Jack had a summer residency at Big Orbit Gallery in 2004 and her installation SHORE debuted there on 11 September. She layered the gallery floors with five tons of brown and white salt which visitors trod on. The installation employed a 40-foot by 20-foot reflecting pool at the edge of the floor and used projected video, sound, and nylon sails to evoke themes related to memory, the history of Saint Martin, slavery, and the Middle Passage.

After a purchaser of one of the paintings from Jack's A/Salting Series informed her the artwork had been growing, she visited the painting to discover that it had been recently moved and a change in air moisture had caused new crystallization of the salts.

Jack is considered an important poet from the Caribbean island of St. Martin, where her nom de plume is Drisana. The debut poetry collection, The Rainy Season by Drisana Deborah Jack, was published by House of Nehesi Publishers (HNP) in 1997. Her second book of verse, skin (2006), was also published by the Saint Martin (island) indie press.

A 20-year retrospective of Jack's work, Deborah Jack: 20 Years, was held at Pen + Brush in 2021. Jack gave the keynote address at the 2021 St. Martin Book Fair. She also received the Presidents Award at the book fair.

Jack holds an assistant professorship at New Jersey City University, where she teaches art.

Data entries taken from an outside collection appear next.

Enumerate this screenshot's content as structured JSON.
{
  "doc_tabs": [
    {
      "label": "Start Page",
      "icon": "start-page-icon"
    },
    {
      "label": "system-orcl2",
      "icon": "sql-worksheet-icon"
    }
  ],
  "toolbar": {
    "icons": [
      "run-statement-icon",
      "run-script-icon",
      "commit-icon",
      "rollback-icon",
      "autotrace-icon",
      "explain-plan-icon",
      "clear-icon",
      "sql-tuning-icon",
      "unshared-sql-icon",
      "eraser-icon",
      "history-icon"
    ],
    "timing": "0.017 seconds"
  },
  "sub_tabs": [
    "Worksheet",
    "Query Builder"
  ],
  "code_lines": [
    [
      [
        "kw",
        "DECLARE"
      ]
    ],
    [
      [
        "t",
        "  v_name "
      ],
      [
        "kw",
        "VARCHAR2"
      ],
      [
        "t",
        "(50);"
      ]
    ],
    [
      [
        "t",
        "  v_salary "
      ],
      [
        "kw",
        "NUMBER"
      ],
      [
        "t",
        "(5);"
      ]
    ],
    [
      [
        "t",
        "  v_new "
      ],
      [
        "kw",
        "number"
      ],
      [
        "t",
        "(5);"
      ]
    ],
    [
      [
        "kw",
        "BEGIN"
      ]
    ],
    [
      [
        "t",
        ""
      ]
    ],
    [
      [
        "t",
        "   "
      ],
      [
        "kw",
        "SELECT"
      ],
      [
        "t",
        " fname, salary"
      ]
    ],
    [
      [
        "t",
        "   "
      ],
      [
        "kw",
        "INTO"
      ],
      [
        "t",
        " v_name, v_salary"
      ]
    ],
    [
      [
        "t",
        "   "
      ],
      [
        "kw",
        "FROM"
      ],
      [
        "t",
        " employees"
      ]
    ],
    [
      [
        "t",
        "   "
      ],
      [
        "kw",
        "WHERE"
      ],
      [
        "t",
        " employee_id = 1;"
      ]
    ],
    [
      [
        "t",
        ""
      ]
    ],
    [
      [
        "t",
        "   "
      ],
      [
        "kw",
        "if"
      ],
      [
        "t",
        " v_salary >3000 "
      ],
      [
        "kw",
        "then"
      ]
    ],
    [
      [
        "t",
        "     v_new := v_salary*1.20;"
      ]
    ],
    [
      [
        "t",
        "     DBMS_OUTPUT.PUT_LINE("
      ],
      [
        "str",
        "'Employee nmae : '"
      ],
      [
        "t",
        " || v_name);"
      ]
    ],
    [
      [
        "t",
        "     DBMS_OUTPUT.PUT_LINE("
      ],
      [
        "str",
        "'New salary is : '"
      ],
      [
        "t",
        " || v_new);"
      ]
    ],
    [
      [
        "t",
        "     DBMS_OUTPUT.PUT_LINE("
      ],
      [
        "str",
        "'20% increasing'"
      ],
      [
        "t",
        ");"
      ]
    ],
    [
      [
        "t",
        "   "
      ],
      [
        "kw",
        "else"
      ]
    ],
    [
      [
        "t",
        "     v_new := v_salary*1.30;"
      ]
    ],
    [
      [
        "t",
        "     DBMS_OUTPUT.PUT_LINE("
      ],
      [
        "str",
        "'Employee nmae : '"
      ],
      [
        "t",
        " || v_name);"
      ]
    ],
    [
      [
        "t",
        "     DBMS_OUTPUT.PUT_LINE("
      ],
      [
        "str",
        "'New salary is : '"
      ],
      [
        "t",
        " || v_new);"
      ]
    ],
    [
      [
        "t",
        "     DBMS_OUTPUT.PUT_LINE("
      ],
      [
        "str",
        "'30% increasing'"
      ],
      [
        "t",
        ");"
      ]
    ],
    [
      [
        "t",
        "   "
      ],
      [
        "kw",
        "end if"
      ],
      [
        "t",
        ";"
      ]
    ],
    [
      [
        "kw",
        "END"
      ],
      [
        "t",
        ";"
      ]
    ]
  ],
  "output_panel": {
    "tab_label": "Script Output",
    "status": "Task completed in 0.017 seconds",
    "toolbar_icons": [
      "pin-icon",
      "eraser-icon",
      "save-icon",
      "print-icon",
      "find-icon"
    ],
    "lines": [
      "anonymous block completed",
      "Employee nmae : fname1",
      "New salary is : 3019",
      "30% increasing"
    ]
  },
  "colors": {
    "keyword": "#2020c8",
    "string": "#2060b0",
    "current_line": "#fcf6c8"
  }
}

Deborah Jack's film fecund memories of sky and salt...the amnesia of a history unrehearsed, still lush... (2022) was acquired by the Pérez Art Museum Miami, Florida, and exhibited in The Days That Build Us (2024), a show organized by PAMMTV, a video art streaming platform, at PAMM.

==Selected exhibitions==
- 2010 somewhere in the tangle of limbs and roots, California Institute of Integral Studies, San Francisco, California
- 2019 The Other Side of Now: Foresight in Contemporary Caribbean Art, Pérez Art Museum Miami, Florida
- 2021 Deborah Jack: 20 Years, Penn and Brush, New York
- 2022 Forecast Form: Art in the Caribbean Diaspora, 1990’s-Today, Museum of Contemporary Art, Chicago, Illinois
- 2023 Forecast Form: Art in the Caribbean Diaspora, 1990’s-Today, Institute of Contemporary Art, Boston, Massachusetts
- 2024 Forecast Form: Art in the Caribbean Diaspora, 1990’s-Today, Museum of Contemporary Art, San Diego, California
- 2024 The Days That Build Us, PAMMTV, Pérez Art Museum Miami, Florida

== Public collections (selected) ==

- Pérez Art Museum Miami, Florida
- Smith College Museum of Art, Massachusetts
- Museum of Contemporary Art Chicago, Illinois

==Works==

===Poetry collections===
- 1997: The Rainy Season, House of Nehesi Publishers (St. Martin)
- 2006: skin, House of Nehesi Publishers (St. Martin)

===Other books===
(In which Deborah Jack is profiled and her poetry and/or art critiqued)

- 2000: St. Martin Massive! A Snapshot of Popular Artists, House of Nehesi Publishers (St. Martin)
- 2003: Salted Tongues: Modern Literature in St.Martin, House of Nehesi Publishers (St. Martin)
- 2006: Haunting Capital: Memory, Text and the Black Diasporic Body, University Press of New England (USA)
- 2022: Deborah Jack: 20 Years, Pen + Brush (New York)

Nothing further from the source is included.